Traffic queuing at the Longman roundabout, Inverness.
Traffic queuing at the Longman roundabout, Inverness.

New figures have revealed that the number of casualties on roads across Scotland has dropped to its lowest ever level.

Government statistics revealed there were 1,514 fewer people injured in road accidents last year compared to 2016.

The drop in the number of accidents involving injuries was yesterday welcomed by safety campaigners.

However, they called for more work to be carried out to further reduce casualty numbers.

The Transport Scotland figures show that there were 9,391 casualties across Scotland, including 146 deaths in 2017.

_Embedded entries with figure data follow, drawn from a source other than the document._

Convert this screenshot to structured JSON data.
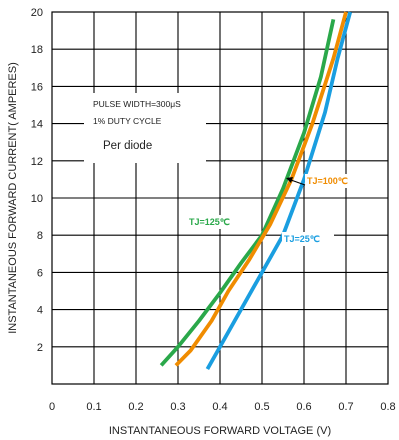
{
  "chart_data": {
    "type": "line",
    "xlabel": "INSTANTANEOUS FORWARD VOLTAGE (V)",
    "ylabel": "INSTANTANEOUS FORWARD CURRENT( AMPERES)",
    "xlim": [
      0,
      0.8
    ],
    "ylim": [
      0,
      20
    ],
    "xticks": [
      "0",
      "0.1",
      "0.2",
      "0.3",
      "0.4",
      "0.5",
      "0.6",
      "0.7",
      "0.8"
    ],
    "yticks": [
      "2",
      "4",
      "6",
      "8",
      "10",
      "12",
      "14",
      "16",
      "18",
      "20"
    ],
    "grid": true,
    "annotations": [
      "PULSE WIDTH=300μS",
      "1% DUTY CYCLE",
      "Per diode"
    ],
    "series": [
      {
        "name": "TJ=125℃",
        "color": "#2aa84a",
        "points": [
          [
            0.26,
            1.0
          ],
          [
            0.3,
            2.0
          ],
          [
            0.35,
            3.4
          ],
          [
            0.4,
            4.9
          ],
          [
            0.45,
            6.5
          ],
          [
            0.5,
            8.0
          ],
          [
            0.55,
            10.5
          ],
          [
            0.6,
            13.5
          ],
          [
            0.64,
            16.5
          ],
          [
            0.67,
            19.6
          ]
        ]
      },
      {
        "name": "TJ=100℃",
        "color": "#f08c00",
        "points": [
          [
            0.295,
            1.0
          ],
          [
            0.33,
            1.8
          ],
          [
            0.38,
            3.4
          ],
          [
            0.42,
            5.0
          ],
          [
            0.47,
            6.7
          ],
          [
            0.52,
            8.6
          ],
          [
            0.57,
            11.0
          ],
          [
            0.62,
            14.0
          ],
          [
            0.67,
            17.5
          ],
          [
            0.7,
            20.0
          ]
        ]
      },
      {
        "name": "TJ=25℃",
        "color": "#1a9ee0",
        "points": [
          [
            0.37,
            0.8
          ],
          [
            0.4,
            2.0
          ],
          [
            0.45,
            4.0
          ],
          [
            0.5,
            6.0
          ],
          [
            0.55,
            8.0
          ],
          [
            0.6,
            11.0
          ],
          [
            0.65,
            14.6
          ],
          [
            0.68,
            17.5
          ],
          [
            0.71,
            20.0
          ]
        ]
      }
    ]
  }
}
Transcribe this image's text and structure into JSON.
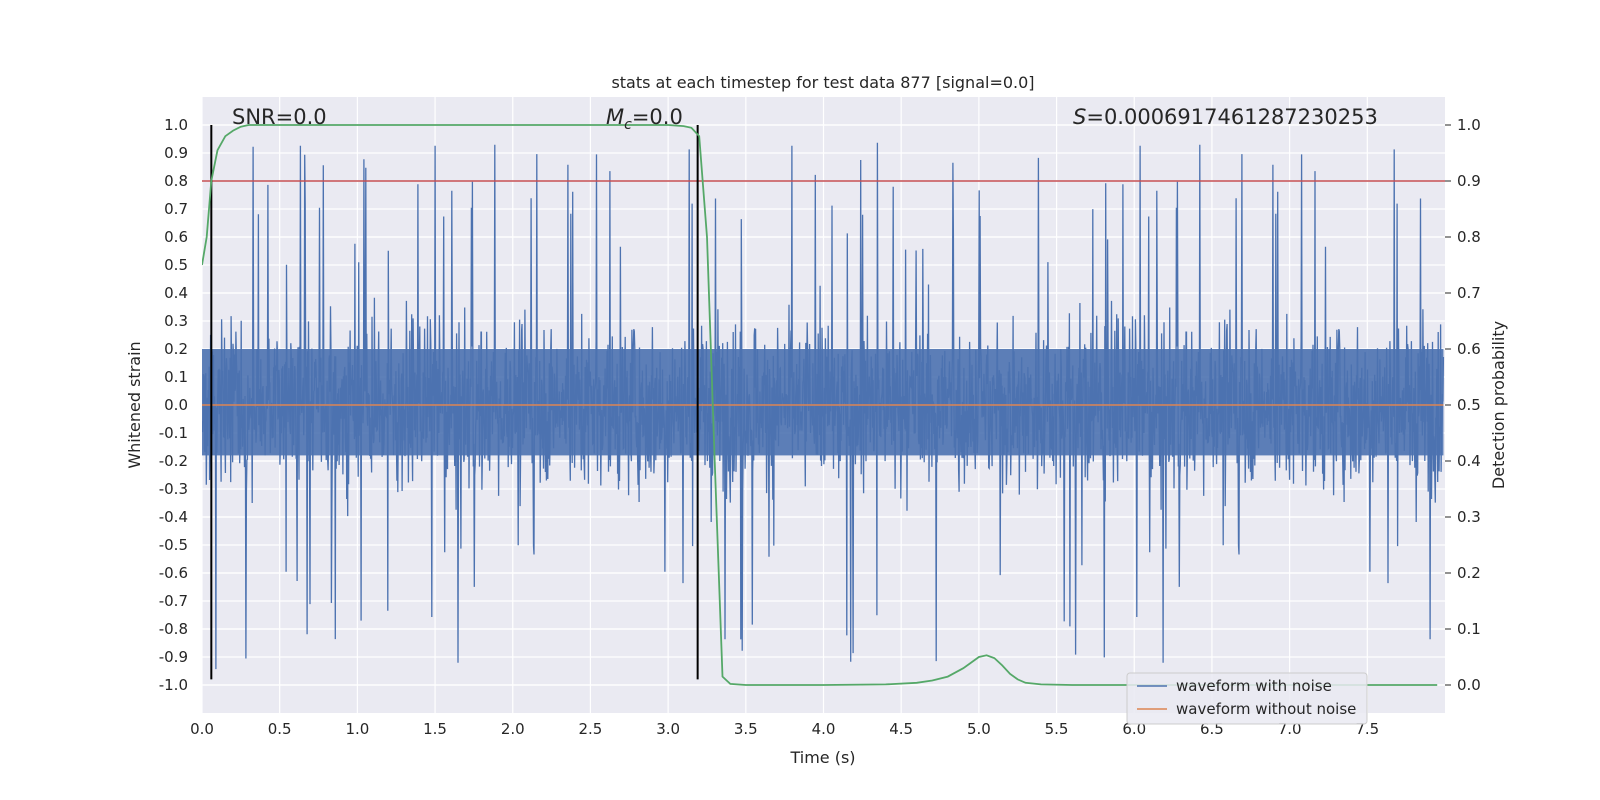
{
  "chart_data": {
    "type": "line",
    "title": "stats at each timestep for test data 877 [signal=0.0]",
    "xlabel": "Time (s)",
    "ylabel": "Whitened strain",
    "y2label": "Detection probability",
    "xlim": [
      0.0,
      8.0
    ],
    "ylim": [
      -1.1,
      1.1
    ],
    "y2lim": [
      -0.05,
      1.05
    ],
    "xticks": [
      "0.0",
      "0.5",
      "1.0",
      "1.5",
      "2.0",
      "2.5",
      "3.0",
      "3.5",
      "4.0",
      "4.5",
      "5.0",
      "5.5",
      "6.0",
      "6.5",
      "7.0",
      "7.5"
    ],
    "yticks": [
      "1.0",
      "0.9",
      "0.8",
      "0.7",
      "0.6",
      "0.5",
      "0.4",
      "0.3",
      "0.2",
      "0.1",
      "0.0",
      "-0.1",
      "-0.2",
      "-0.3",
      "-0.4",
      "-0.5",
      "-0.6",
      "-0.7",
      "-0.8",
      "-0.9",
      "-1.0"
    ],
    "y2ticks": [
      "1.0",
      "0.9",
      "0.8",
      "0.7",
      "0.6",
      "0.5",
      "0.4",
      "0.3",
      "0.2",
      "0.1",
      "0.0"
    ],
    "annotations": {
      "snr": "SNR=0.0",
      "mc_symbol": "M",
      "mc_subscript": "c",
      "mc_value": "=0.0",
      "s_symbol": "S",
      "s_value": "=0.0006917461287230253"
    },
    "threshold": {
      "y": 0.8,
      "color": "#c44e52"
    },
    "vlines": [
      0.06,
      3.19
    ],
    "series": [
      {
        "name": "waveform with noise",
        "color": "#4c72b0",
        "axis": "left",
        "note": "dense noise, amplitude mostly within -0.6..0.6 with spikes to ±1.0"
      },
      {
        "name": "waveform without noise",
        "color": "#dd8452",
        "axis": "left",
        "x": [
          0,
          7.99
        ],
        "y": [
          0.0,
          0.0
        ]
      },
      {
        "name": "detection probability",
        "color": "#55a868",
        "axis": "right",
        "x": [
          0.0,
          0.03,
          0.06,
          0.1,
          0.15,
          0.2,
          0.25,
          0.3,
          0.5,
          1.0,
          2.0,
          2.8,
          3.0,
          3.1,
          3.15,
          3.2,
          3.25,
          3.3,
          3.35,
          3.4,
          3.5,
          3.6,
          4.0,
          4.4,
          4.6,
          4.7,
          4.8,
          4.9,
          4.95,
          5.0,
          5.05,
          5.1,
          5.15,
          5.2,
          5.25,
          5.3,
          5.4,
          5.6,
          6.0,
          7.0,
          7.95
        ],
        "y": [
          0.75,
          0.8,
          0.9,
          0.955,
          0.98,
          0.99,
          0.997,
          1.0,
          1.0,
          1.0,
          1.0,
          1.0,
          1.0,
          0.998,
          0.995,
          0.98,
          0.8,
          0.4,
          0.015,
          0.002,
          0.0,
          0.0,
          0.0,
          0.001,
          0.004,
          0.008,
          0.015,
          0.03,
          0.04,
          0.05,
          0.053,
          0.048,
          0.035,
          0.02,
          0.01,
          0.004,
          0.001,
          0.0,
          0.0,
          0.0,
          0.0
        ]
      }
    ],
    "legend": {
      "position": "bottom-right",
      "entries": [
        "waveform with noise",
        "waveform without noise"
      ]
    }
  }
}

The Highland council area was named the worst for fatal crashes during the year.

Fifteen people were killed on the region’s roads and 417 were injured.

There were five deaths in Moray, while nearly 40% of the 84 injuries recorded were classed as serious.

In total, 331 people were hurt in Aberdeenshire and seven people were killed.

The number of injuries were lower in Aberdeen, where two people died and 177 were hurt.

Transport Minister Humza Yousaf said the figures reflect positive results from government-backed safety campaigns.

He also pointed to the initiatives such as the A90 average speed cameras as examples of ways casualty numbers can be lowered.

He said: “Casualties on our roads are at the lowest levels since records began.

“I recognise that this is of little consolation to the friends and relatives of people who have sadly died as a result of road traffic incidents.

“We cannot forget that behind every statistic lies a tragic story.

“That is why we say that one death is one too many and that there is more that we can do.”

Scottish Conservative MSP for the North East, Liam Kerr, said there was “no doubt” that progress was being made on road safety but branded the figures for the Highlands “very concerning”.

“There are still far too many fatalities, and certainly significant room for improvement,” he said.

“As we approach a time of year when there will be more tourists on our roads, it is important that people drive safely and carefully at all times.”

Joshua Harris, director of campaigns for safety charity Brake, said: “Tragically 33 people are still killed or seriously injured on Scottish roads every week, so our work is far from done.

“We urge the government to build on this momentum and implement policies which will trigger the next step-change in road safety.”